There, in a dark and baroquely decorated room, we found eight elderly men. These were too infirm to stand. Three were on stretchers, several were in wheelchairs, two had oxygen tanks. One had no right arm. A few relatives, beaming, stood near each one. One by one, Judge Lew administered the naturalization oath to them — closely, sometimes touching their hands, speaking loudly so they could hear him, like a priest administering extreme unction. They smiled, grasped his hand, spoke the oath as loudly as they could with evident pride. Some wept. I may have as well.

One said, not with anger but with the tone of a dream finally realized, "We've waited so long for this."

And oh, how they had waited. These men, born Filipinos, answered America's call in World War II and fought for us.
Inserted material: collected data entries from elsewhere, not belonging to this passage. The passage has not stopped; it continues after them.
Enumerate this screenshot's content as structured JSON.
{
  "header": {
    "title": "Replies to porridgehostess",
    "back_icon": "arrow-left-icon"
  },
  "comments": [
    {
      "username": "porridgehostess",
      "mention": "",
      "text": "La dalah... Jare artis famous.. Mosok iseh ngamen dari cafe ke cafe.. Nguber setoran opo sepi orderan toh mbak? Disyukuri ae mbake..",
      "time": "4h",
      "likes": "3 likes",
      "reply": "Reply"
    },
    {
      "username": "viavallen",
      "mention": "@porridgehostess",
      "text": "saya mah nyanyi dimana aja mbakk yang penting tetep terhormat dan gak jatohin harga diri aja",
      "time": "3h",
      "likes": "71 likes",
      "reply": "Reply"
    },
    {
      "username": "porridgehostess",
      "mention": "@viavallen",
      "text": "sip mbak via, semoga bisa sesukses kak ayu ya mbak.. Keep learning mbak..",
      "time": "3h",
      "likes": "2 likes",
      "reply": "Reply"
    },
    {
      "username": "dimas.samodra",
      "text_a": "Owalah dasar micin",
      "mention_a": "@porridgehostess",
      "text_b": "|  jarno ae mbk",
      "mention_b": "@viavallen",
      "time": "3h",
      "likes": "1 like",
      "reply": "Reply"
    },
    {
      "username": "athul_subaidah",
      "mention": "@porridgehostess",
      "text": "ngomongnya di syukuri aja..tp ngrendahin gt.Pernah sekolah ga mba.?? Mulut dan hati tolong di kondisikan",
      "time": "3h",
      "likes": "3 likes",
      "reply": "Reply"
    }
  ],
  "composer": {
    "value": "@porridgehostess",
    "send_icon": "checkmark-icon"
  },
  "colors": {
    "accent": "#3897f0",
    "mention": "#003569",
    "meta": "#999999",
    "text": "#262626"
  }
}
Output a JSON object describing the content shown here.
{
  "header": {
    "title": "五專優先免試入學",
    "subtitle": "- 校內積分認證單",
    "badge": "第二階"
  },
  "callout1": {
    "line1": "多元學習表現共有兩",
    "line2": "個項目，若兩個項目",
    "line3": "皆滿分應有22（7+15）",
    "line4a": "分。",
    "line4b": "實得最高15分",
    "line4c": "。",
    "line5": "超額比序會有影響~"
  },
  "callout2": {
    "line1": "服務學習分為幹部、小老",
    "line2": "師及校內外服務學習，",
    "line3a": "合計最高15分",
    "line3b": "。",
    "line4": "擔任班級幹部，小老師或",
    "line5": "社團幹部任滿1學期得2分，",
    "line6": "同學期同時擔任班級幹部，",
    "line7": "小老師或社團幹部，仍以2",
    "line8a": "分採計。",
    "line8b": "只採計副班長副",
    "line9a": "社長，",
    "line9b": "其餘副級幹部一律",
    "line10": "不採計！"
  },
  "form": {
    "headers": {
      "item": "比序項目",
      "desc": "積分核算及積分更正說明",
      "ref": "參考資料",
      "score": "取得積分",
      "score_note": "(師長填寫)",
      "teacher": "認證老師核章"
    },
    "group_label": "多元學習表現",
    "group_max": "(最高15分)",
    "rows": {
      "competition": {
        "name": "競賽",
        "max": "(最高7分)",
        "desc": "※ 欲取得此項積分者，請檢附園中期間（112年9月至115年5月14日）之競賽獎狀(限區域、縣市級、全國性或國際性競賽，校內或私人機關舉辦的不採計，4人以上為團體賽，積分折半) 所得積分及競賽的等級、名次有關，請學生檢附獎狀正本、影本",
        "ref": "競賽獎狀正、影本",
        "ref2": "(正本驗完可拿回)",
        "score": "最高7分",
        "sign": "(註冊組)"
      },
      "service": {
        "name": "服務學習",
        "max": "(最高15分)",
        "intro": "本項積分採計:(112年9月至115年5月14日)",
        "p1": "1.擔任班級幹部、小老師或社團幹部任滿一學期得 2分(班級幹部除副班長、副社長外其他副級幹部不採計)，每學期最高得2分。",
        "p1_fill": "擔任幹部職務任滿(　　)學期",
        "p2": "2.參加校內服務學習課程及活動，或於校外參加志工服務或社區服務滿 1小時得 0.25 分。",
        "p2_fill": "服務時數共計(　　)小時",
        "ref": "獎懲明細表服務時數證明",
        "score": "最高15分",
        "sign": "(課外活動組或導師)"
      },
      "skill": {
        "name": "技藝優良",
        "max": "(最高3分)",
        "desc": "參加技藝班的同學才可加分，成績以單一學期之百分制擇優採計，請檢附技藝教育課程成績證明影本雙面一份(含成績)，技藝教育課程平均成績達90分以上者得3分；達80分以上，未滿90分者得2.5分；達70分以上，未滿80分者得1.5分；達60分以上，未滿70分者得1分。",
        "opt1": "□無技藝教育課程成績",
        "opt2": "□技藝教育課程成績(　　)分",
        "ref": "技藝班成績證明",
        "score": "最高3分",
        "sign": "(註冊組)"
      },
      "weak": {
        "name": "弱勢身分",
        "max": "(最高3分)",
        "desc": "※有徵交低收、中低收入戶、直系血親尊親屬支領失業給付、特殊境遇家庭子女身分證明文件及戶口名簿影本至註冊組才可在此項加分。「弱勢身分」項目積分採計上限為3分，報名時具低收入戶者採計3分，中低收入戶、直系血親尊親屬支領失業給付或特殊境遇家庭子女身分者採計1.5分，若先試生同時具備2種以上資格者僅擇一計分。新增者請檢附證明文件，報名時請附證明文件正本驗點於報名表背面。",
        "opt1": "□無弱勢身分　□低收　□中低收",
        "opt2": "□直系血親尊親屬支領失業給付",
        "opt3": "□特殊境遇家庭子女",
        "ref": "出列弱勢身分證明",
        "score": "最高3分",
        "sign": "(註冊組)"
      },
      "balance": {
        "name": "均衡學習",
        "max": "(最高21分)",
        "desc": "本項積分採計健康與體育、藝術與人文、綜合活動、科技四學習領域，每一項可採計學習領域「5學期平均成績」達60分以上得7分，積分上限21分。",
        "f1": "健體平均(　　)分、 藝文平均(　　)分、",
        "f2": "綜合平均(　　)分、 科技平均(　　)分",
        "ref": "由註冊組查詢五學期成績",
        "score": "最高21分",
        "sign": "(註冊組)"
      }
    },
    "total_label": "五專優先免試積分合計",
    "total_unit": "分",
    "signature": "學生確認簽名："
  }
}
President Franklin D. Roosevelt asked the men of the Philippines to fight, promising them United States citizenship and veterans benefits in return. 200,000 fought. Tens of thousands died. They weathered the brutal conditions under Japanese occupation, fought a valiant guerrilla war, and in some cases survived the Bataan death march.

In 1946, Congress reneged on FDR's promise. Filipino solders who fought for us and their families were not given their promised citizenship, let alone benefits. Many came here anyway, had children who were born U.S. citizens, and some even became citizens through the process available to any immigrant. But many others, remembering the promise, asked that it be kept. And they waited.

They waited 54 years, until after most of them were dead. It was not until 1990 that Congress finally addressed this particular stain on our honor and granted them citizenship. (Their promised benefits were not even brought to a vote until 2008, when most of the happy men I saw that day were dead.) Hence this July naturalization ceremony.

After Judge Lew naturalized the veterans who were too infirm to stand in the main ceremony, he quickly took the stage in the main room. A frantic, joyous hush descended, and the dozens of veterans stood up and took the oath. Many wept. I kept getting something in my goddam eye. And when Judge Lew declared them citizens, the families whooped and hugged their fathers and grandfathers and the children waved the little flags like maniacs.

I had the opportunity to congratulate a number of families and hear them greet Judge Lew. I heard expressions of great satisfaction. I heard more comments about how long they had waited. But I did not hear bitterness on this day. These men and their children had good cause to be bitter, and perhaps on other days they indulged in it. On this day they were proud to be Americans at last.

Without forgetting the wrongs that had been done to them, they believed in an America that was more of the sum of its wrongs. Without forgetting 54 years of injustice, they believed in an America that had the potential to transcend its injustices. I don't know if these men forgave the Congress that betrayed them and dishonored their service in 1946, or the subsequent Congresses and administrations too weak or indifferent to remedy that wrong. I don't think that I could expect them to do so. But whether or not they forgave the sins of America, they loved the sinner, and were obviously enormously proud to become her citizens.